0.4%
It’s a number as relevant and haunting today as it was when we shared it’s meaning to the Asian American/Pacific Islander community in 2007. 0.4% is the percentage of foundation funding to the AAPI community from 1990 to 2002 – thirteen years. What was that figure for the period from 1984 to 1990? 0.2%. Progress, it seems, comes slowly.
Lack of support from organized philanthropy – and from public resources – is a long-standing and sadly durable condition for AAPI communities. It’s one of our community’s enduring challenges.
Obviously, it’s not the only one. It’s a symptom of a democracy that struggles to understand the depth and complexity of the AAPI community in the U.S., and that retreats to broad, sweeping stereotypes of Asian Americans. And philanthropy has had a role in sustaining this misperception. A recent 2012 report by the Pew Research Center focused, yet again, on the community’s growth coupled with long-standing stereotypes about achievement among some Asian Americans.
For AAPIP these enduring challenges are really opportunities. They’re opportunities to support giving voice to the full stretch of complexity that the Asian American/Pacific Islander community represents. They are an opportunity to build the capacity of our communities. And they are an opportunity to make visible that which organized philanthropy – and society, at large – has tried with intention or in effect to render invisible.

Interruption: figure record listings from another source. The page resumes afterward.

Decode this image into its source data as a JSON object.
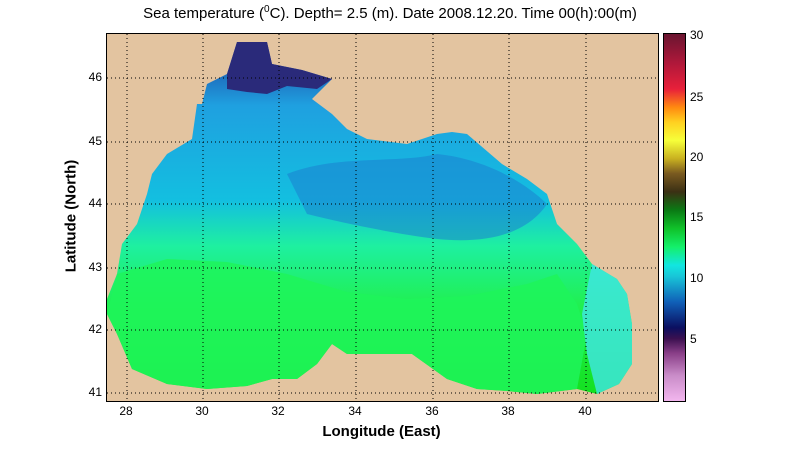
{
  "title_main": "Sea temperature (",
  "title_sup": "0",
  "title_rest": "C). Depth=  2.5 (m). Date 2008.12.20. Time 00(h):00(m)",
  "xlabel": "Longitude (East)",
  "ylabel": "Latitude (North)",
  "x_ticks": [
    "28",
    "30",
    "32",
    "34",
    "36",
    "38",
    "40"
  ],
  "y_ticks": [
    "46",
    "45",
    "44",
    "43",
    "42",
    "41"
  ],
  "colorbar_ticks": [
    "30",
    "25",
    "20",
    "15",
    "10",
    "5"
  ],
  "x_range": [
    27.45,
    41.85
  ],
  "y_range": [
    40.95,
    46.7
  ],
  "colorbar_range": [
    0,
    30
  ],
  "land_color": "#e3c4a0",
  "grid": "dotted"
}
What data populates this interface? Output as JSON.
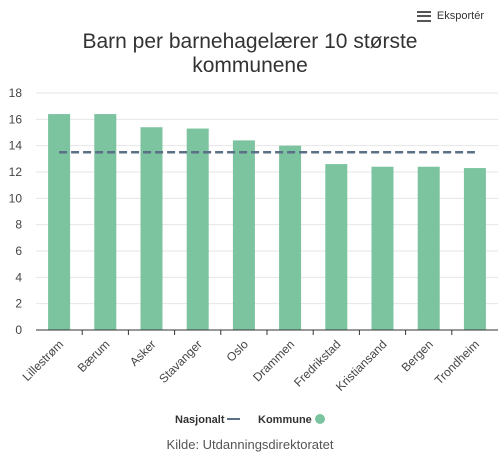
{
  "export_button": {
    "label": "Eksportér",
    "icon": "menu-icon"
  },
  "colors": {
    "bar": "#7cc3a0",
    "national_line": "#5b6f86",
    "grid": "#e6e6e6",
    "axis": "#333333"
  },
  "source": "Kilde: Utdanningsdirektoratet",
  "chart_data": {
    "type": "bar",
    "title_lines": [
      "Barn per barnehagelærer 10 største",
      "kommunene"
    ],
    "categories": [
      "Lillestrøm",
      "Bærum",
      "Asker",
      "Stavanger",
      "Oslo",
      "Drammen",
      "Fredrikstad",
      "Kristiansand",
      "Bergen",
      "Trondheim"
    ],
    "series": [
      {
        "name": "Kommune",
        "type": "bar",
        "values": [
          16.4,
          16.4,
          15.4,
          15.3,
          14.4,
          14.0,
          12.6,
          12.4,
          12.4,
          12.3
        ]
      },
      {
        "name": "Nasjonalt",
        "type": "line",
        "style": "dashed",
        "value": 13.5
      }
    ],
    "y_ticks": [
      0,
      2,
      4,
      6,
      8,
      10,
      12,
      14,
      16,
      18
    ],
    "ylim": [
      0,
      18
    ],
    "grid": true,
    "legend_position": "bottom-center",
    "xlabel": "",
    "ylabel": ""
  }
}
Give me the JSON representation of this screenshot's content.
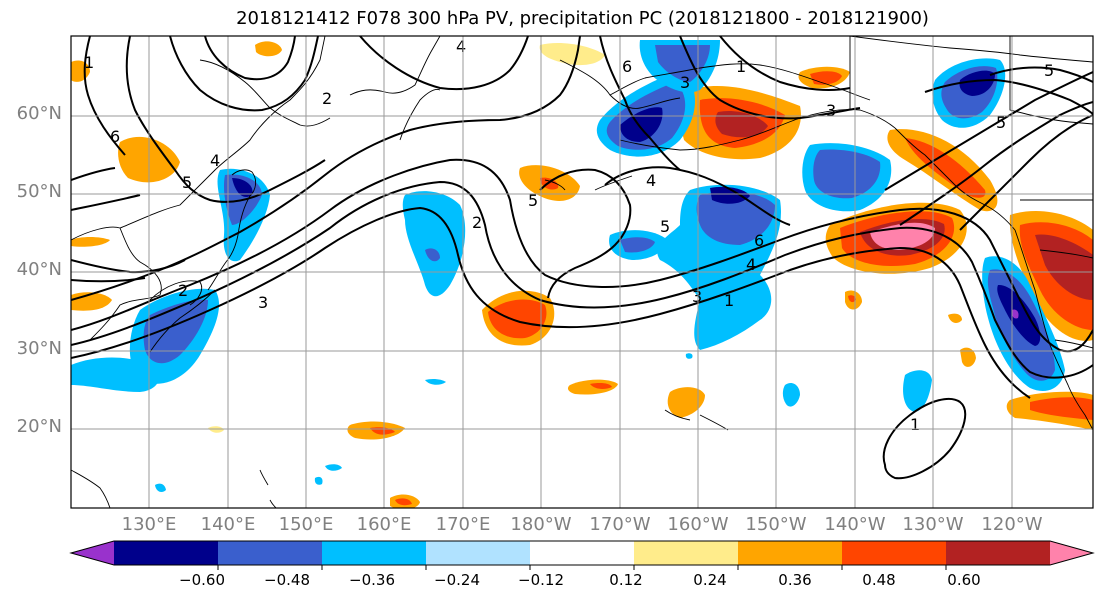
{
  "title": "2018121412 F078 300 hPa PV, precipitation PC (2018121800 - 2018121900)",
  "map": {
    "lat_labels": [
      "60°N",
      "50°N",
      "40°N",
      "30°N",
      "20°N"
    ],
    "lon_labels": [
      "130°E",
      "140°E",
      "150°E",
      "160°E",
      "170°E",
      "180°W",
      "170°W",
      "160°W",
      "150°W",
      "140°W",
      "130°W",
      "120°W"
    ],
    "contour_labels": [
      "1",
      "2",
      "3",
      "4",
      "5",
      "6",
      "4",
      "3",
      "2",
      "5",
      "6",
      "4",
      "5",
      "3",
      "1",
      "2",
      "1",
      "6",
      "5",
      "3",
      "4",
      "5",
      "1"
    ]
  },
  "colorbar": {
    "colors": [
      "#9932cc",
      "#00008b",
      "#3a5fcd",
      "#00bfff",
      "#b0e2ff",
      "#ffffff",
      "#ffec8b",
      "#ffa500",
      "#ff4500",
      "#b22222",
      "#ff82ab"
    ],
    "tick_labels": [
      "−0.60",
      "−0.48",
      "−0.36",
      "−0.24",
      "−0.12",
      "0.12",
      "0.24",
      "0.36",
      "0.48",
      "0.60"
    ]
  }
}
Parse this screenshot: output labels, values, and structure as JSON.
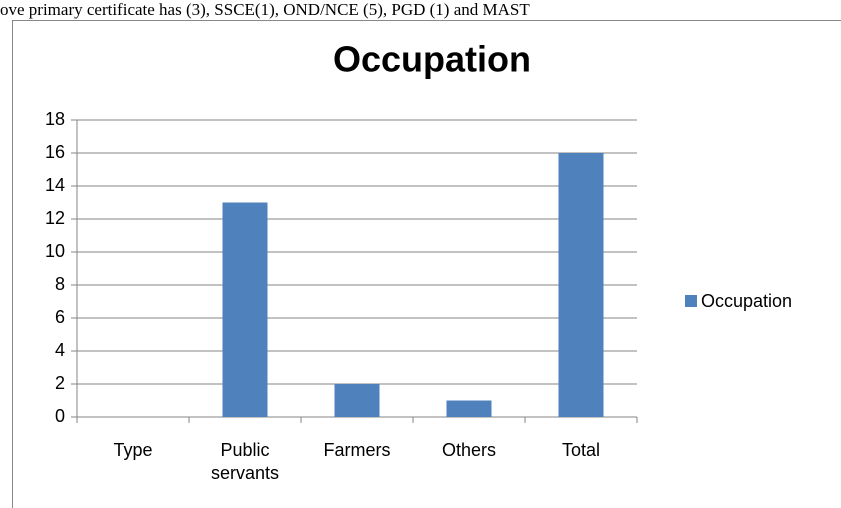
{
  "top_text": "ove primary certificate has (3), SSCE(1), OND/NCE (5), PGD (1) and MAST",
  "chart_data": {
    "type": "bar",
    "title": "Occupation",
    "categories": [
      "Type",
      "Public servants",
      "Farmers",
      "Others",
      "Total"
    ],
    "series": [
      {
        "name": "Occupation",
        "color": "#4f81bd",
        "values": [
          0,
          13,
          2,
          1,
          16
        ]
      }
    ],
    "ylim": [
      0,
      18
    ],
    "yticks": [
      0,
      2,
      4,
      6,
      8,
      10,
      12,
      14,
      16,
      18
    ],
    "grid": true,
    "legend": "right"
  }
}
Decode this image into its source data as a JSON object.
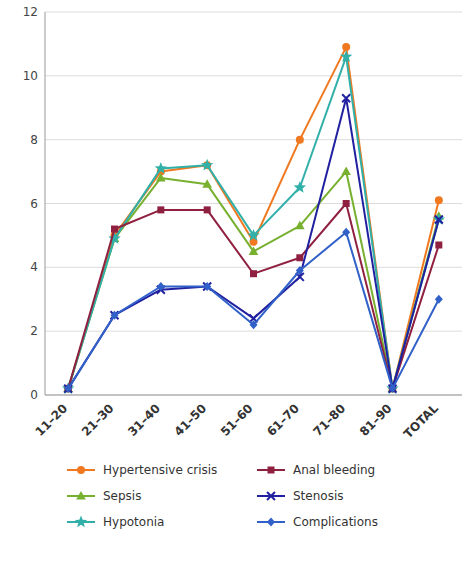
{
  "chart_data": {
    "type": "line",
    "categories": [
      "11–20",
      "21–30",
      "31–40",
      "41–50",
      "51–60",
      "61–70",
      "71–80",
      "81–90",
      "TOTAL"
    ],
    "series": [
      {
        "name": "Hypertensive crisis",
        "color": "#f07820",
        "marker": "circle",
        "values": [
          0.2,
          5.0,
          7.0,
          7.2,
          4.8,
          8.0,
          10.9,
          0.2,
          6.1
        ]
      },
      {
        "name": "Sepsis",
        "color": "#78b030",
        "marker": "triangle",
        "values": [
          0.2,
          4.9,
          6.8,
          6.6,
          4.5,
          5.3,
          7.0,
          0.2,
          5.6
        ]
      },
      {
        "name": "Hypotonia",
        "color": "#30b0a8",
        "marker": "star",
        "values": [
          0.2,
          4.9,
          7.1,
          7.2,
          5.0,
          6.5,
          10.6,
          0.2,
          5.5
        ]
      },
      {
        "name": "Anal bleeding",
        "color": "#902040",
        "marker": "square",
        "values": [
          0.2,
          5.2,
          5.8,
          5.8,
          3.8,
          4.3,
          6.0,
          0.2,
          4.7
        ]
      },
      {
        "name": "Stenosis",
        "color": "#2020a0",
        "marker": "x",
        "values": [
          0.2,
          2.5,
          3.3,
          3.4,
          2.4,
          3.7,
          9.3,
          0.2,
          5.5
        ]
      },
      {
        "name": "Complications",
        "color": "#3060c8",
        "marker": "diamond",
        "values": [
          0.2,
          2.5,
          3.4,
          3.4,
          2.2,
          3.9,
          5.1,
          0.2,
          3.0
        ]
      }
    ],
    "ylim": [
      0,
      12
    ],
    "yticks": [
      0,
      2,
      4,
      6,
      8,
      10,
      12
    ],
    "grid": true,
    "legend": "bottom"
  }
}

Building Democratic Philanthropy is AAPIP’s answer to society’s enduring challenges. And there is no better expression of what we mean by this than our programs, including the National Gender and Equity Campaign, the Civic Engagement Fund for Arab, Middle Eastern, Muslim and South Asian (AMEMSA) Communities, the Queer Justice Fund, the Giving Circle Campaign and 1st STEP (Strategies To Equitable Philanthropy).
What do all of these programs have in common? They all share in the conviction that our community thrives and benefits by leveraging individual action for collective good. We are not just the sum of our many parts; we are greater.